After we met with Tracy for the first time we immediately started a home-based ABA program for Austin. Initially, my husband and I were the only therapists, but now we have 2 people we have trained and hired to work with Austin on a daily basis. I still try to take on 6-8 hours (myself) of therapy a week with Austin. I enjoy watching him learn. Austin has come such a long way and is doing things that I never would have dreamed were possible. I could go on for hours telling you about all that he has learned! His success has become my inspiration to keep going. I refuse to give up on him. One day he will be able to say “I love you Mommy” and I live for that day. Until then, I settle for his sweet kisses and hugs.
I will tell you that our journey has not been an easy one. We have tried so many different treatments in our search for recovery. We changed his diet, put him on several different vitamins and supplements, went through IVIG therapy, chelation, and many other things. We have only seen success with some of the treatments but nothing has been as dramatic as the results we see everyday from ABA. I admit there have been countless nights of crying myself to sleep and praying that God would allow Austin to recover. Is it possible? Yes. Will he recover? I don’t know. But I do know that God has never left our sides and when I have felt at my lowest He has been there with us every step of the way.

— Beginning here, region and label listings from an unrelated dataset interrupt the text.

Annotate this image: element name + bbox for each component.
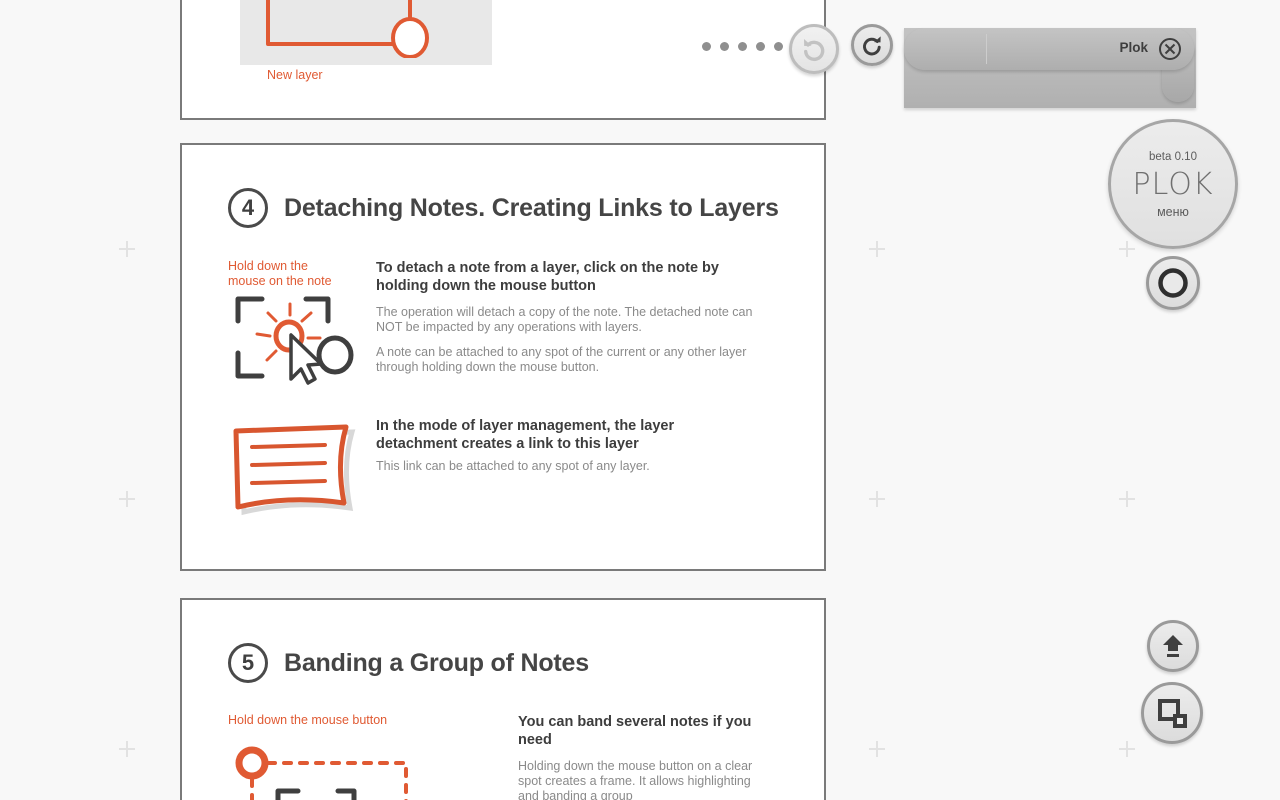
grid-cross bbox=[119, 491, 135, 507]
plok-logo: PLOK bbox=[1132, 167, 1214, 202]
section-4-block-2: In the mode of layer management, the lay… bbox=[228, 417, 746, 517]
two-squares-icon bbox=[1158, 699, 1187, 728]
menu-label: меню bbox=[1157, 205, 1189, 219]
version-label: beta 0.10 bbox=[1149, 151, 1197, 163]
new-layer-sketch bbox=[266, 0, 429, 58]
banding-hint-label: Hold down the mouse button bbox=[228, 713, 388, 727]
text-caret bbox=[986, 34, 987, 64]
section-5-block-1: Hold down the mouse button You can band … bbox=[228, 713, 768, 800]
close-icon bbox=[1159, 38, 1181, 60]
detach-lead-text: To detach a note from a layer, click on … bbox=[376, 260, 719, 294]
detach-text-column: To detach a note from a layer, click on … bbox=[376, 259, 756, 389]
grid-cross bbox=[1119, 491, 1135, 507]
section-number-badge: 4 bbox=[228, 188, 268, 228]
new-layer-caption: New layer bbox=[267, 68, 323, 82]
record-circle-icon bbox=[1158, 268, 1188, 298]
document-title: Plok bbox=[1119, 40, 1148, 55]
record-button[interactable] bbox=[1146, 256, 1200, 310]
grid-cross bbox=[869, 241, 885, 257]
undo-button[interactable] bbox=[789, 24, 839, 74]
detach-note-illustration bbox=[235, 296, 354, 385]
history-dot[interactable] bbox=[720, 42, 729, 51]
grid-cross bbox=[119, 741, 135, 757]
section-4-heading: 4 Detaching Notes. Creating Links to Lay… bbox=[228, 188, 779, 228]
link-illustration-column bbox=[228, 417, 376, 517]
section-4-block-1: Hold down the mouse on the note To detac… bbox=[228, 259, 756, 389]
up-arrow-icon bbox=[1163, 635, 1183, 657]
detach-illustration-column: Hold down the mouse on the note bbox=[228, 259, 373, 389]
history-dot[interactable] bbox=[774, 42, 783, 51]
banding-illustration-column: Hold down the mouse button bbox=[228, 713, 513, 800]
plok-app-window: New layer 4 Detaching Notes. Creating Li… bbox=[0, 0, 1280, 800]
section-number-badge: 5 bbox=[228, 643, 268, 683]
history-dot[interactable] bbox=[738, 42, 747, 51]
document-bar[interactable]: Plok bbox=[904, 28, 1196, 108]
banding-lead-text: You can band several notes if you need bbox=[518, 714, 752, 748]
note-card-section-5[interactable]: 5 Banding a Group of Notes Hold down the… bbox=[180, 598, 826, 800]
layer-link-note-illustration bbox=[233, 424, 356, 516]
undo-icon bbox=[804, 39, 825, 61]
link-lead-text: In the mode of layer management, the lay… bbox=[376, 418, 675, 452]
close-button[interactable] bbox=[1158, 37, 1182, 61]
plok-menu-button[interactable]: beta 0.10 PLOK меню bbox=[1108, 119, 1238, 249]
note-card-top[interactable]: New layer bbox=[180, 0, 826, 120]
note-card-section-4[interactable]: 4 Detaching Notes. Creating Links to Lay… bbox=[180, 143, 826, 571]
redo-icon bbox=[863, 36, 881, 56]
banding-paragraph-1: Holding down the mouse button on a clear… bbox=[518, 759, 753, 800]
detach-paragraph-1: The operation will detach a copy of the … bbox=[376, 305, 753, 334]
bring-to-front-button[interactable] bbox=[1147, 620, 1199, 672]
grid-cross bbox=[119, 241, 135, 257]
grid-cross bbox=[869, 741, 885, 757]
section-5-heading: 5 Banding a Group of Notes bbox=[228, 643, 589, 683]
grid-cross bbox=[869, 491, 885, 507]
section-title: Banding a Group of Notes bbox=[284, 648, 589, 677]
history-dot[interactable] bbox=[702, 42, 711, 51]
document-bar-body[interactable]: Plok bbox=[904, 28, 1194, 70]
link-text-column: In the mode of layer management, the lay… bbox=[376, 417, 746, 517]
group-shapes-button[interactable] bbox=[1141, 682, 1203, 744]
history-dots-indicator[interactable] bbox=[702, 42, 783, 51]
history-dot[interactable] bbox=[756, 42, 765, 51]
section-title: Detaching Notes. Creating Links to Layer… bbox=[284, 193, 779, 222]
detach-paragraph-2: A note can be attached to any spot of th… bbox=[376, 345, 747, 374]
grid-cross bbox=[1119, 741, 1135, 757]
grid-cross bbox=[1119, 241, 1135, 257]
link-paragraph-1: This link can be attached to any spot of… bbox=[376, 459, 650, 473]
banding-text-column: You can band several notes if you need H… bbox=[518, 713, 768, 800]
banding-frame-illustration bbox=[235, 746, 408, 800]
detach-hint-label: Hold down the mouse on the note bbox=[228, 259, 332, 288]
redo-button[interactable] bbox=[851, 24, 893, 66]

I know with all my heart that God led me to Tracy Woodall and that her foundation was a direct answer to my prayers. A simple “Thank You” will never come close to what I feel for Tracy. She has inspired me and helped me to see the potential I have as Austin’s mother and as his therapist. I have the deepest admiration for what she does and what her foundation has accomplished for many autistic children around the world. The Brent Woodall Foundation for Exceptional Children has given me the resources that I need to help my little boy on his road to “recovery.” We have a long way to go, but I believe it is possible!!